Por Ricardo Brito
BRASÍLIA (Reuters) - As Forças Armadas não têm competência para atuar como uma espécie de poder moderador e intervir nos Poderes Executivo, Legislativo e Judiciário, decidiram por unanimidade os ministros do Supremo Tribunal Federal (STF) em julgamento virtual.
O julgamento, que se encerrou nesta segunda-feira, tem como pano de fundo uma ação movida durante o governo do então presidente Jair Bolsonaro pelo PDT que contestava a interpretação de que os militares poderiam intervir nos Poderes.
O PDT afirmou na ação que a interpretação do artigo 142 da Constituição por juristas de viés “reacionário” e “setores da caserna”, no sentido de que caberia às Forças Armadas moderar conflitos entre os Poderes, estava gerando “inquietações públicas”, especialmente no “atual cenário de conflagração social, política e jurídica”. Essa interpretação era frequentemente usada por bolsonaristas radicais para defender uma intervenção militar no país.

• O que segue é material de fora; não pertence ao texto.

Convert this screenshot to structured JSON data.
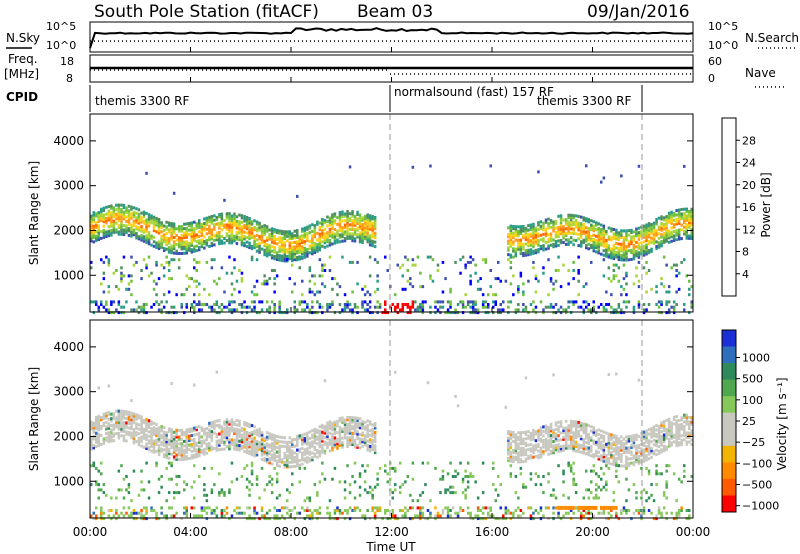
{
  "header": {
    "station": "South Pole Station (fitACF)",
    "beam": "Beam 03",
    "date": "09/Jan/2016"
  },
  "nsky_panel": {
    "label": "N.Sky",
    "left_ticks": [
      "10^5",
      "10^0"
    ],
    "right_ticks": [
      "10^5",
      "10^0"
    ],
    "right_label": "N.Search"
  },
  "freq_panel": {
    "label_line1": "Freq.",
    "label_line2": "[MHz]",
    "left_ticks": [
      "18",
      "8"
    ],
    "right_ticks": [
      "60",
      "0"
    ],
    "right_label": "Nave"
  },
  "cpid_panel": {
    "label": "CPID",
    "segments": [
      "themis 3300 RF",
      "normalsound (fast) 157 RF",
      "themis 3300 RF"
    ]
  },
  "power_panel": {
    "ylabel": "Slant Range [km]",
    "yticks": [
      "1000",
      "2000",
      "3000",
      "4000"
    ],
    "colorbar_label": "Power [dB]",
    "colorbar_ticks": [
      "4",
      "8",
      "12",
      "16",
      "20",
      "24",
      "28"
    ],
    "colors": [
      "#0000ff",
      "#3b4fb0",
      "#2a9d8a",
      "#4d8f5e",
      "#6fbf40",
      "#a8d63a",
      "#ffd21a",
      "#ff9a1a",
      "#ff6a00",
      "#ff3a00",
      "#ff0000"
    ]
  },
  "velocity_panel": {
    "ylabel": "Slant Range [km]",
    "yticks": [
      "1000",
      "2000",
      "3000",
      "4000"
    ],
    "colorbar_label": "Velocity [m s⁻¹]",
    "colorbar_ticks": [
      "1000",
      "500",
      "100",
      "25",
      "−25",
      "−100",
      "−500",
      "−1000"
    ],
    "colors": [
      "#1a2fd6",
      "#2d6fbd",
      "#2e8a5a",
      "#4fa84f",
      "#86c95a",
      "#c8c8c0",
      "#c8c8c0",
      "#f2b400",
      "#ff8a00",
      "#ff5a00",
      "#ff0000"
    ]
  },
  "xaxis": {
    "ticks": [
      "00:00",
      "04:00",
      "08:00",
      "12:00",
      "16:00",
      "20:00",
      "00:00"
    ],
    "label": "Time UT"
  },
  "chart_data": [
    {
      "type": "line",
      "name": "nsky",
      "x_hours": [
        0,
        1,
        2,
        3,
        4,
        5,
        6,
        7,
        8,
        9,
        10,
        11,
        12,
        13,
        14,
        15,
        16,
        17,
        18,
        19,
        20,
        21,
        22,
        23,
        24
      ],
      "ylim": [
        "10^0",
        "10^5"
      ]
    },
    {
      "type": "heatmap",
      "name": "power",
      "ylabel": "Slant Range [km]",
      "ylim": [
        180,
        4600
      ],
      "xlim": [
        "00:00",
        "24:00"
      ],
      "zlabel": "Power [dB]",
      "zlim": [
        0,
        30
      ],
      "bands": [
        {
          "t_start": 0.0,
          "t_end": 11.3,
          "range_km": 2000,
          "approx_power_db": 14
        },
        {
          "t_start": 16.5,
          "t_end": 24.0,
          "range_km": 2000,
          "approx_power_db": 18
        },
        {
          "t_start": 11.5,
          "t_end": 12.8,
          "range_km": 300,
          "approx_power_db": 28
        }
      ]
    },
    {
      "type": "heatmap",
      "name": "velocity",
      "ylabel": "Slant Range [km]",
      "ylim": [
        180,
        4600
      ],
      "xlim": [
        "00:00",
        "24:00"
      ],
      "zlabel": "Velocity [m s⁻¹]",
      "zlim": [
        -1000,
        1000
      ],
      "bands": [
        {
          "t_start": 0.0,
          "t_end": 10.5,
          "range_km": 2000,
          "approx_velocity": 0
        },
        {
          "t_start": 16.5,
          "t_end": 24.0,
          "range_km": 2000,
          "approx_velocity": 0
        },
        {
          "t_start": 18.5,
          "t_end": 21.0,
          "range_km": 450,
          "approx_velocity": -300
        }
      ]
    }
  ]
}
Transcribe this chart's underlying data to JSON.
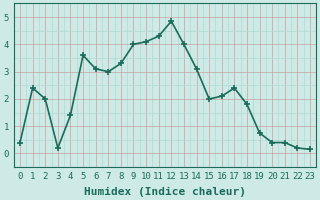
{
  "x": [
    0,
    1,
    2,
    3,
    4,
    5,
    6,
    7,
    8,
    9,
    10,
    11,
    12,
    13,
    14,
    15,
    16,
    17,
    18,
    19,
    20,
    21,
    22,
    23
  ],
  "y": [
    0.4,
    2.4,
    2.0,
    0.2,
    1.4,
    3.6,
    3.1,
    3.0,
    3.3,
    4.0,
    4.1,
    4.3,
    4.85,
    4.0,
    3.1,
    2.0,
    2.1,
    2.4,
    1.8,
    0.75,
    0.4,
    0.4,
    0.2,
    0.15
  ],
  "line_color": "#1a6b5a",
  "marker": "+",
  "marker_size": 4,
  "marker_lw": 1.2,
  "line_width": 1.2,
  "bg_color": "#ceeae6",
  "grid_major_color": "#c8a0a0",
  "grid_minor_color": "#b0d8d2",
  "xlabel": "Humidex (Indice chaleur)",
  "xlabel_fontsize": 8,
  "tick_fontsize": 6.5,
  "ylim": [
    -0.3,
    5.3
  ],
  "xlim": [
    -0.5,
    23.5
  ],
  "yticks": [
    0,
    1,
    2,
    3,
    4,
    5
  ],
  "xticks": [
    0,
    1,
    2,
    3,
    4,
    5,
    6,
    7,
    8,
    9,
    10,
    11,
    12,
    13,
    14,
    15,
    16,
    17,
    18,
    19,
    20,
    21,
    22,
    23
  ]
}
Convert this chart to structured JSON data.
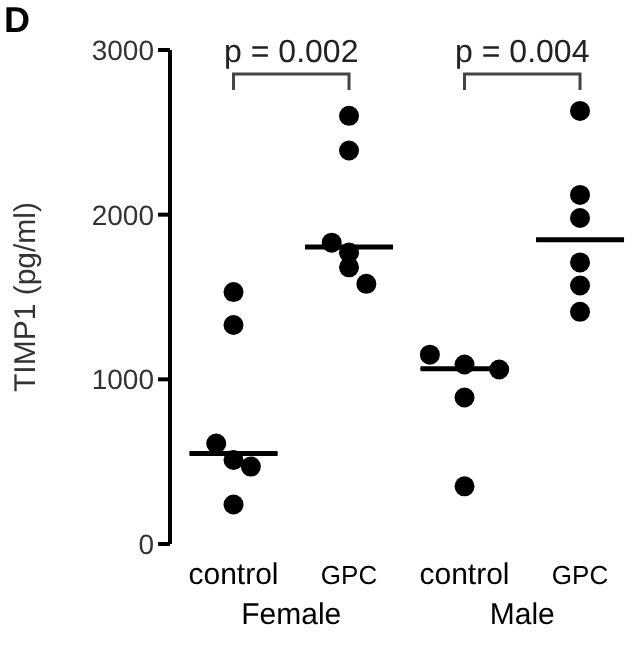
{
  "chart_data": {
    "type": "scatter",
    "ylabel": "TIMP1 (pg/ml)",
    "categories": [
      "control",
      "GPC",
      "control",
      "GPC"
    ],
    "ylim": [
      0,
      3000
    ],
    "yticks": [
      0,
      1000,
      2000,
      3000
    ],
    "grid": false,
    "legend": false,
    "marker": "circle",
    "annotations": [
      "D",
      "p = 0.002",
      "p = 0.004",
      "Female",
      "Male"
    ],
    "series": [
      {
        "color": "#000000",
        "values": [
          1530,
          2600,
          1150,
          2630
        ]
      },
      {
        "color": "#000000",
        "values": [
          1330,
          2390,
          1090,
          2120
        ]
      },
      {
        "color": "#000000",
        "values": [
          610,
          1830,
          1060,
          1980
        ]
      },
      {
        "color": "#000000",
        "values": [
          510,
          1770,
          890,
          1710
        ]
      },
      {
        "color": "#000000",
        "values": [
          470,
          1680,
          350,
          1570
        ]
      },
      {
        "color": "#000000",
        "values": [
          240,
          1580,
          null,
          1410
        ]
      },
      {
        "type": "box",
        "color": "#000000",
        "boxes": [
          {
            "low": 550,
            "q1": 550,
            "median": 550,
            "q3": 550,
            "high": 550
          },
          {
            "low": 1803,
            "q1": 1803,
            "median": 1803,
            "q3": 1803,
            "high": 1803
          },
          {
            "low": 1064,
            "q1": 1064,
            "median": 1064,
            "q3": 1064,
            "high": 1064
          },
          {
            "low": 1847,
            "q1": 1847,
            "median": 1847,
            "q3": 1847,
            "high": 1847
          }
        ]
      }
    ]
  }
}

Bolsonaro, um militar reformado, sempre foi entusiasta de uma atuação mais política das Forças Armadas e está sendo investigado pelo STF por supostamente tentar recrutar os militares para tentar dar um golpe de Estado e impedir a posse do presidente Luiz Inácio Lula da Silva após as eleições de 2022. Militares, alguns dos quais de alta patente, também estão sob investigação por esses fatos.
Em seu voto, o relator da ação, ministro Luiz Fux, afirmou que a Constituição não autoriza essa atuação das Forças Armadas para intervir em questões de política interna. "Não se observa no arcabouço constitucionalmente previsto qualquer espaço à tese de intervenção militar, tampouco de atuação moderadora das Forças Armadas, em completo descompasso com desenho institucional estabelecido pela Constituição de 1988", disse.
Segundo Fux, o poder dos chefes das Forças Armadas é limitado e cabe ao presidente da República o emprego dela, por iniciativa própria ou para atender a outros Poderes, mas nunca pode ser usado contra os próprios poderes entre si.
O decano do Supremo, Gilmar Mendes, destacou que a Constituição não admite qualquer tipo de solução de força, destacando que a população nada ganha com a politização dos quartéis.
O magistrado afirmou ainda que a utilização exacerbada do emprego dos militares em ações de Garantia da Lei e da Ordem, as GLOs, como resposta a problemas de segurança pública "serviu de sustentáculo para conferir densidade à despropositada construção teórica segundo a qual o art. 142 da Constituição autorizaria as Forças Armadas a atuarem com espécie de Poder Moderador".
Mendes citou o aumento da participação dos militares na vida política sob Bolsonaro.
"A tentativa abjeta e infame de invasão das sedes dos três Poderes em 8 de janeiro de 2023 não será devidamente compreendida se dissociada desse processo de retomada do protagonismo político das altas cúpulas militares", disse.
"A apuração de responsabilidades, inclusive de caráter institucional, é medida que se impõe e que será ultimada pelo Poder Judiciário", ressaltou ele.
O ministro Flávio Dino, indicado por Lula e o mais novo a ingressar no STF, chegou a propor que a decisão do Supremo fosse enviada "para todas as organizações militares, inclusive Escolas de formação, aperfeiçoamento e similares" com o objetivo de tentar combater desinformação sobre o assunto.
Porém, não houve maioria para que isso ocorresse.